Small left atrial volume and dimension before ablation are predictors of tachycardia-induced cardiomyopathy with atrial fibrillation
Masahiro Nauchi MD, Tsuyoshi Sakai MD, Yuta Sugizaki MD, Naohiko Sahara MD
Department of cardiovascular center, Saiseikai Yokohamashi Tobu Hospital
We express our thank to Akatsu, medical technologists, and members of Clinical research support center at Saiseikai Yokohamashi Tobu Hospital. We would like to thank Enago (www.enago.jp) for the English language review.
The authors declare no conflicts of interest associated with this manuscript.
Corresponding Author: Masahiro Nauchi
Saiseikai Yokohamashi Tobu Hospital
3-6-1 Shimosueyoshi, Tsurumi Ward, Yokohama city, Kanagawa, Japan.
E-mail address:m_nauchi@tobu.saiseikai.or.jp
Tel +81 45 576 3000
Fax +81 45 576 3525
Abstract
Introduction
Tachycardia-induced cardiomyopathy (TCM) is a reversible cause of heart failure with impaired left ventricle (LV) function. However, the diagnosis is difficult before treatment or control of the arrhythmia for the first time. This study was to clarify the characteristics of TCM with atrial fibrillation (AF) before AF ablation.
Methods
In this retrospective observational study, we observed 31 patients with paroxysmal or persistent AF who had impaired LV function without structural heart disease and who underwent catheter ablation. We defined impaired LV function as LV ejection fraction (LVEF) <50% on the initial or worst echocardiogram. After ablation, the LVEF became <60% (Group 1; n = 9) or ≧60% (Group 2; n = 22). We compared the differences in baseline characteristics between the two groups. A receiver operating curve with area under the curve (AUC) was used to evaluate the prediction efficiency. The optimal cutoff point of the AUC was at which sensitivity and specificity would be maximal.
Results
There were significant differences in left atrial (LA) volume (LAV) by computed tomography (CT), LAV adjusted by body surface area (LAVI) by CT, LAVI by echocardiography, and LA diameter (LAD) (p < 0.05, respectively). The AUCs were 0.859, 0.869, 0.798, and 0.750, respectively. The optimal cutoff points were 147 ml, 79 ml/m2, 37 ml/m2, and 45.8 mm, respectively.
Conclusion
Small LAV, LAVI by CT, LAVI by echocardiography, and LAD were predictors of LVEF improvement. Small LA volume and dimension before ablation may be useful for diagnosis of TCM with AF.
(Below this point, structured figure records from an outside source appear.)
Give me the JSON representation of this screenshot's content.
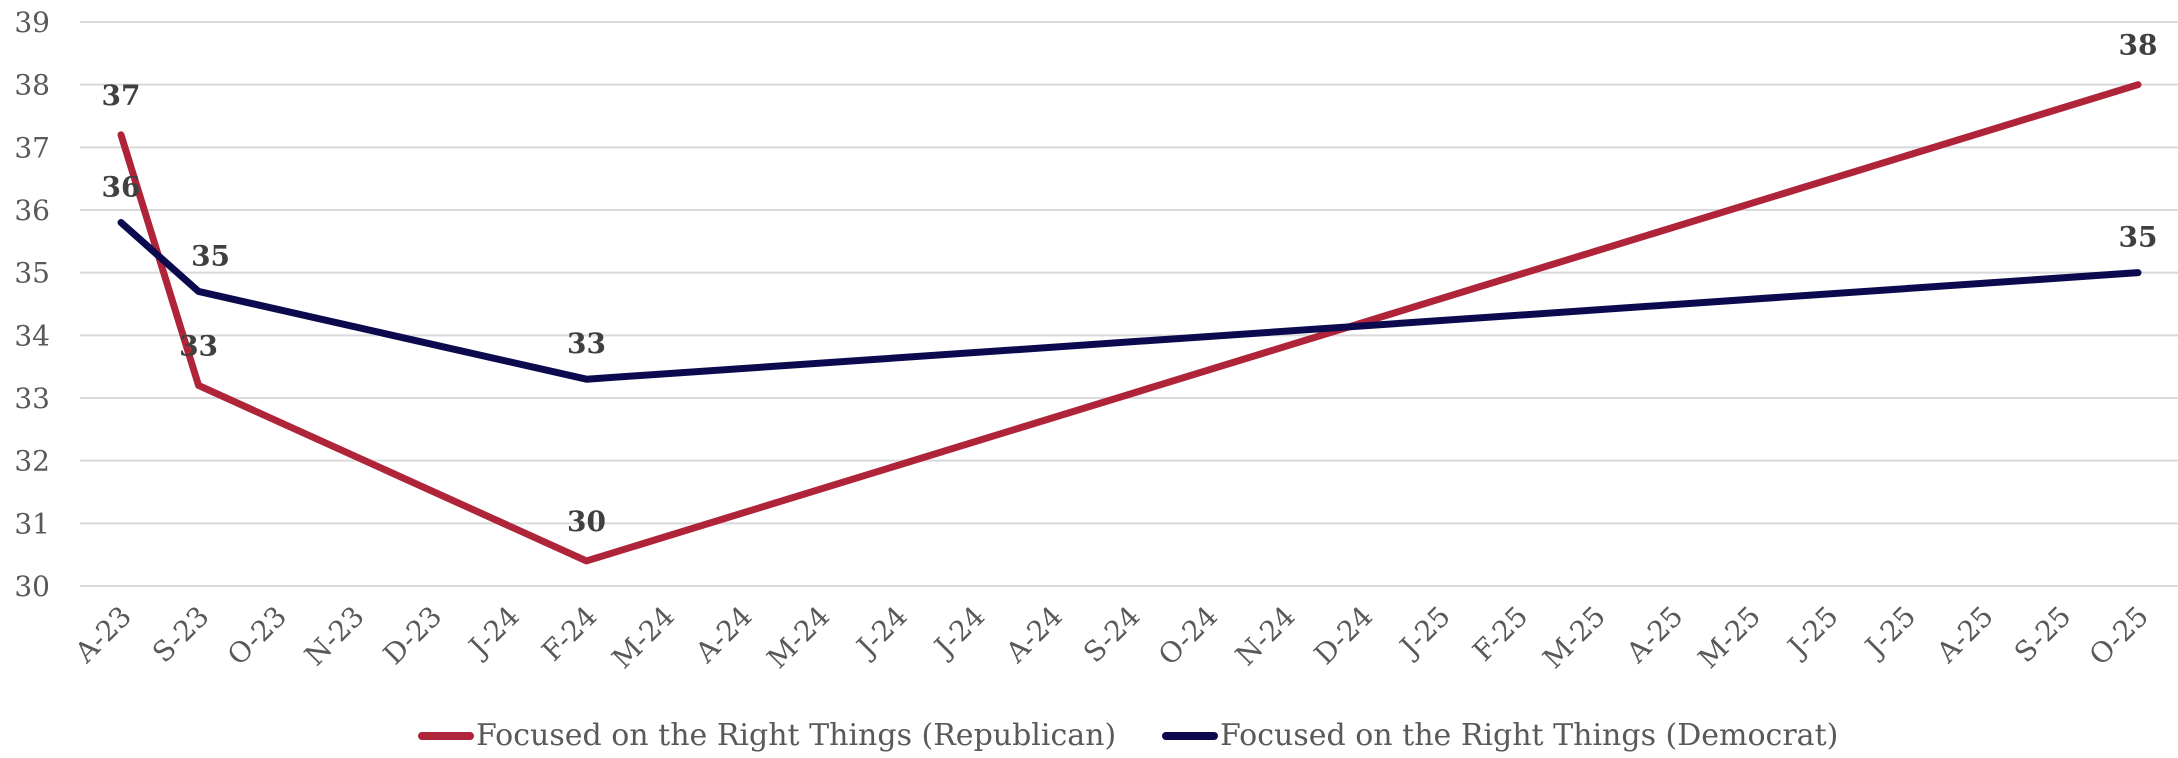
{
  "chart_data": {
    "type": "line",
    "title": "",
    "xlabel": "",
    "ylabel": "",
    "ylim": [
      30,
      39
    ],
    "yticks": [
      "30",
      "31",
      "32",
      "33",
      "34",
      "35",
      "36",
      "37",
      "38",
      "39"
    ],
    "categories": [
      "A-23",
      "S-23",
      "O-23",
      "N-23",
      "D-23",
      "J-24",
      "F-24",
      "M-24",
      "A-24",
      "M-24",
      "J-24",
      "J-24",
      "A-24",
      "S-24",
      "O-24",
      "N-24",
      "D-24",
      "J-25",
      "F-25",
      "M-25",
      "A-25",
      "M-25",
      "J-25",
      "J-25",
      "A-25",
      "S-25",
      "O-25"
    ],
    "grid": true,
    "legend_position": "bottom",
    "series": [
      {
        "name": "Focused on the Right Things (Republican)",
        "color": "#b0243a",
        "points": [
          {
            "x": "A-23",
            "y": 37.2,
            "label": "37"
          },
          {
            "x": "S-23",
            "y": 33.2,
            "label": "33"
          },
          {
            "x": "F-24",
            "y": 30.4,
            "label": "30"
          },
          {
            "x": "O-25",
            "y": 38.0,
            "label": "38"
          }
        ]
      },
      {
        "name": "Focused on the Right Things (Democrat)",
        "color": "#0c0a4f",
        "points": [
          {
            "x": "A-23",
            "y": 35.8,
            "label": "36"
          },
          {
            "x": "S-23",
            "y": 34.7,
            "label": "35"
          },
          {
            "x": "F-24",
            "y": 33.3,
            "label": "33"
          },
          {
            "x": "O-25",
            "y": 35.0,
            "label": "35"
          }
        ]
      }
    ]
  }
}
Key words: Tachycardia-induced cardiomyopathy, Arrhythmia-induced cardiomyopathy, atrial fibrillation, catheter ablation, heart failure
Abbreviations
TCM, tachycardia induced cardiomyopathy
HF, heart failure
LV, left ventricular/ventricle
AF, atrial fibrillation
EF, ejection fraction
DCM, dilated cardiomyopathy
CMR, cardiac magnetic resonance
CT, computed tomography
LA, left atrial/atrium
LAV, left atrial volume
LAVI, left atrial volume index
BSA, body surface area
PV, pulmonary vein
LAA, left atrial appendage
PVI, pulmonary vein isolation
CIED, cardiac implantable electronic device
ROC, receiver operating characteristic
AUC, area under curve
CI, confidence interval
LAD, left atrial diameter
1 Introduction
TCM is one of Arrhythmia-induced cardiomyopathies and a reversible cause of HF with impaired LV function. AF is the most common cause of TCM1,2. We cannot always observe echocardiographic data in typical TCM at the first occurrence: LVEF is <30%, LV end-diastolic diameter is <65 mm, and LV end-systolic diameter is <50 mm3. The diagnosis is determined by a recovery of LV function within 3 months after treatment or control of the arrhythmia4. In other words, we cannot determine the diagnosis for at least 3 months after arrhythmia control. Moreover, the diagnosis is determined by excluding other causes of cardiomyopathy, especially idiopathic DCM. Absence of late Gadolinium enhancement on CMR imaging has been useful for excluding other causes5. However, it is an unusual method and is difficult for patients with impaired renal function.
Thus, the purpose of this study was to clarify the characteristics of TCM with AF before AF ablation. These should help establish early and optimal examinations, such as transesophageal echocardiography or CT, and treatments, such as AF ablation or cardioversion.